Artemis II just hit a major milestone. The spacecraft and its four-person crew have officially entered the Moon's sphere of influence, meaning lunar gravity is now the dominant force acting on the craft. That transition happened about 39,000 miles from the Moon, a little over four days into the mission.
The real headline moment comes tomorrow. Orion will loop around the far side of the Moon, pushing astronauts Reid Wiseman, Christina Koch, Victor Glover, and Canadian Space Agency astronaut Jeremy Hansen to 252,757 miles from Earth. That beats the Apollo 13 distance record by over 4,000 miles. These are also the first humans to cross the lunar threshold since Apollo 17 in 1972.
The crew has been busy prepping for the flyby, running manual piloting demonstrations, reviewing science objectives for a six-hour lunar observation window, and evaluating their space suits. Those suits aren't for a moonwalk on this mission. They're there for life support in case of emergency and for the trip home.
Orion is expected to reach the Moon's vicinity shortly after midnight on Monday, April 6. The lunar observation period kicks off at 2:45 PM ET, and a few hours after that, the crew will slip behind the Moon and briefly lose all communication with Earth. The closest approach to the lunar surface is scheduled for 7:02 PM ET, when the spacecraft will be just 4,066 miles from the Moon.
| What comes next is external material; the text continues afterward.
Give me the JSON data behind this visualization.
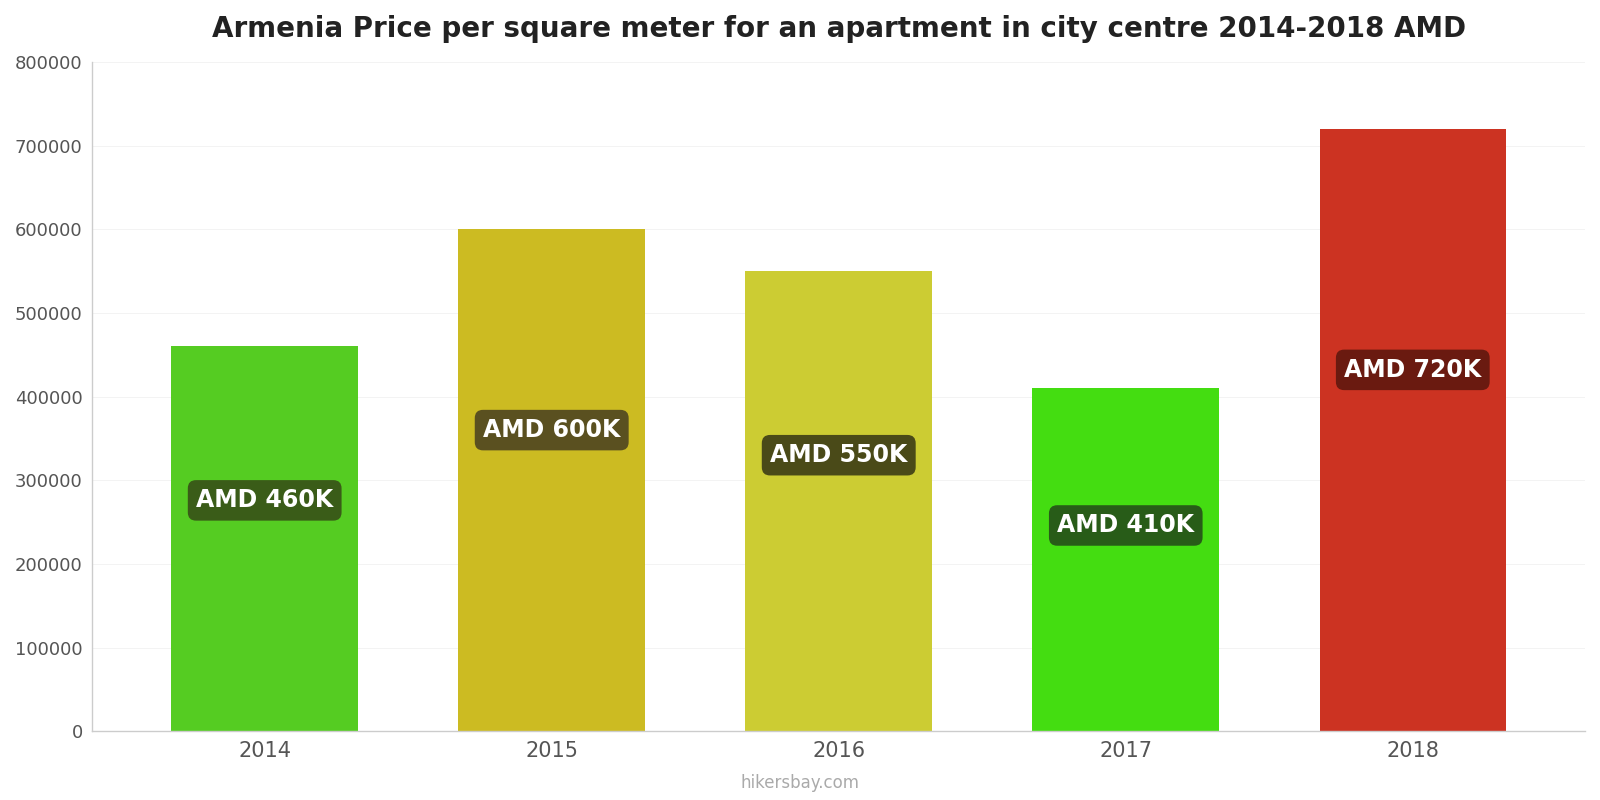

NASA says the crew will see the entire disk of the Moon at once from that distance, including regions near the north and south poles. They'll also get to witness something wild: a solar eclipse from space, as Orion, the Moon, and the Sun align so the astronauts watch the star disappear behind the Moon for about an hour.
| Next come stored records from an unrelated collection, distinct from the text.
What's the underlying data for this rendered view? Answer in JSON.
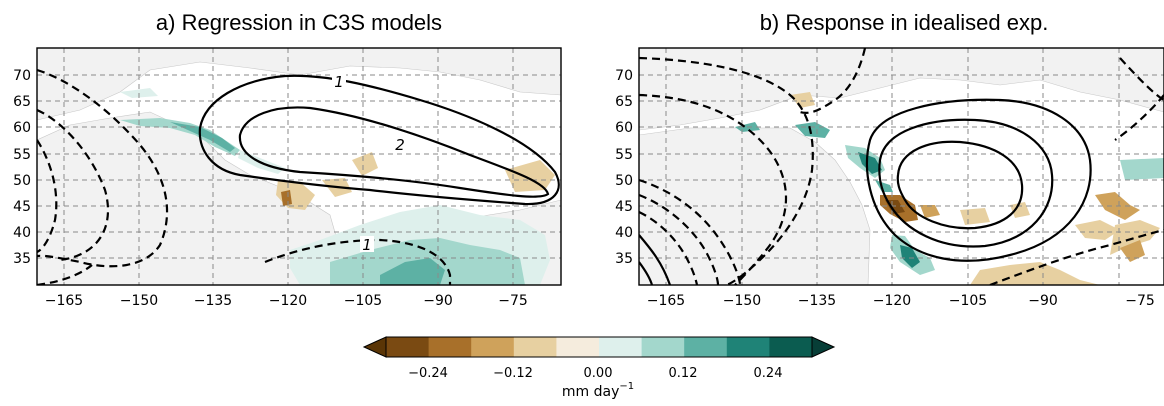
{
  "panels": [
    {
      "id": "a",
      "title": "a) Regression in C3S models",
      "x_ticks": [
        "−165",
        "−150",
        "−135",
        "−120",
        "−105",
        "−90",
        "−75"
      ],
      "y_ticks": [
        "70",
        "65",
        "60",
        "55",
        "50",
        "45",
        "40",
        "35"
      ],
      "contour_labels": [
        "1",
        "2",
        "1"
      ]
    },
    {
      "id": "b",
      "title": "b) Response in idealised exp.",
      "x_ticks": [
        "−165",
        "−150",
        "−135",
        "−120",
        "−105",
        "−90",
        "−75"
      ],
      "y_ticks": [
        "70",
        "65",
        "60",
        "55",
        "50",
        "45",
        "40",
        "35"
      ],
      "contour_labels": []
    }
  ],
  "colorbar": {
    "ticks": [
      "−0.24",
      "−0.12",
      "0.00",
      "0.12",
      "0.24"
    ],
    "unit": "mm day",
    "unit_exponent": "−1",
    "colors": [
      "#5a3506",
      "#7a4a12",
      "#a8702a",
      "#cfa25b",
      "#e7d0a1",
      "#f5ecdd",
      "#def0ec",
      "#a3d7cc",
      "#5db1a4",
      "#1f8377",
      "#0b5c50",
      "#073e37"
    ]
  },
  "map": {
    "land_color": "#f2f2f2",
    "grid_color": "#8a8a8a",
    "contour_color": "#000000"
  }
}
Between the science and the navigation milestones, the crew has also had time to simply look out the window. The latest images from NASA show the astronauts gazing back at Earth through the Orion spacecraft's windows. Sometimes the view is the point.
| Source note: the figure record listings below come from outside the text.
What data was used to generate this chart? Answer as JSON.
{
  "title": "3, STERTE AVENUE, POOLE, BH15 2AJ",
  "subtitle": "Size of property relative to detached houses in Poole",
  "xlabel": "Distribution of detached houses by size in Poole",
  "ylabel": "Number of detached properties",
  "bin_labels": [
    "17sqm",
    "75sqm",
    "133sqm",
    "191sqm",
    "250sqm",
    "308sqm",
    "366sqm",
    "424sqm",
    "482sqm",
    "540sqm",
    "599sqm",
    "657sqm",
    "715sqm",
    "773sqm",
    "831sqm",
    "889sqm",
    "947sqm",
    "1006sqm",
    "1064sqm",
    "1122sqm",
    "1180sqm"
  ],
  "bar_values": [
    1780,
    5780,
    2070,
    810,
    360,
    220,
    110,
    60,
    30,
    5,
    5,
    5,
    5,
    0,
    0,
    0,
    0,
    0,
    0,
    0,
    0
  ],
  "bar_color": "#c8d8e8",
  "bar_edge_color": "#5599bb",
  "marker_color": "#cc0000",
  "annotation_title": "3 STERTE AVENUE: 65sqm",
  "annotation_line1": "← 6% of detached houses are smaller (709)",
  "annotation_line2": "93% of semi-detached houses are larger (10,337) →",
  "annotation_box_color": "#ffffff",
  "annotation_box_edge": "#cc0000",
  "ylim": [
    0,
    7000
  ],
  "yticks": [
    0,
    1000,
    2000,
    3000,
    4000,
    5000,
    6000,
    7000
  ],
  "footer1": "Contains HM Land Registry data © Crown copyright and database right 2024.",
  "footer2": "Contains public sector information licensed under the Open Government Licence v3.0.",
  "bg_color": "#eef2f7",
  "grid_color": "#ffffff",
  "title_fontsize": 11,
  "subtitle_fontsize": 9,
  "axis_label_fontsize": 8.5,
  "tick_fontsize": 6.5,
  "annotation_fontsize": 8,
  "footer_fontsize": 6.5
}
So why does a Moon flyby matter to people building with AI and shipping products? Artemis II is a proof-of-concept mission for the entire Artemis program, which aims to establish a sustained human presence on and around the Moon. That kind of infrastructure eventually creates massive demand for autonomous systems, robotics, and AI-driven mission planning. The tools being tested now will shape the tech stack for deep space operations for decades. NASA's live coverage of the flyby starts at 1 PM ET if you want to watch history happen in real time.